Details confuse people. 

The problem still exists and VCDS can't remove the old keys from the system.

1) Turn ignition to on without starting the car
2) Lock car through trunk (turn key clockwise twice)
3) Press unlock on remote, markers flash (or press unlock twice depending on the key I am trying to code)
4) Unlock car through trunk lock and then lock car through trunk lock
5) Remove key from lock and test remote function which does nothing
6) Check for codes in Central Locking and either 00955 or 00956 will display depending on the key I am trying to code

Fail.


----------



## GTI's (Nov 27, 2011)

Did you check here http://wiki.ross-tech.com/wiki/index.php/Audi_A4_(8D)_Central_Locking


----------



## SpacedOutStar (Aug 23, 2013)

GTI's said:


> Did you check here http://wiki.ross-tech.com/wiki/index.php/Audi_A4_(8D)_Central_Locking


Thanks for taking the time to post that, I did not see it so I gave it a try. I have tried the matching part and the turns flash so it sees the keys and leaves the code 00955/00956 but won't match them. I tried the unlock 5 times and waiting 6 seconds as per the start of that page and it does not clear the two remotes that are already in there.

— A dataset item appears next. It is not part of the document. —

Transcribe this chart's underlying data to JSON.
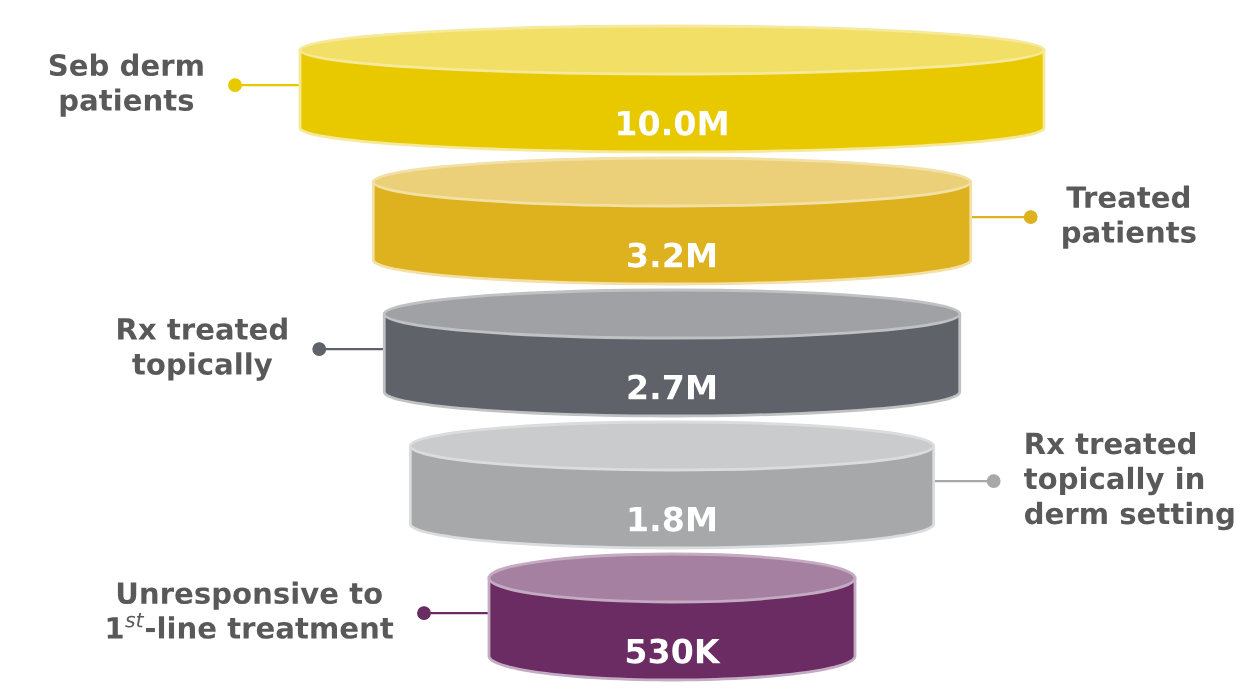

Because Key 2 was was working fine and then just stopped I am thinking the central locking controller has some kind of issue. It is dry and works in most ways so there must be an issue with the actual controller.

Thanks for posting, one more thing to check off of the list.


----------



## Batnedas (Jun 26, 2019)

*Hi Bro*

Hi Bro Did you fixed your problem ,cause i am having the same issue ,please help me if you found a solution i will be greatfull ,Cheers !


----------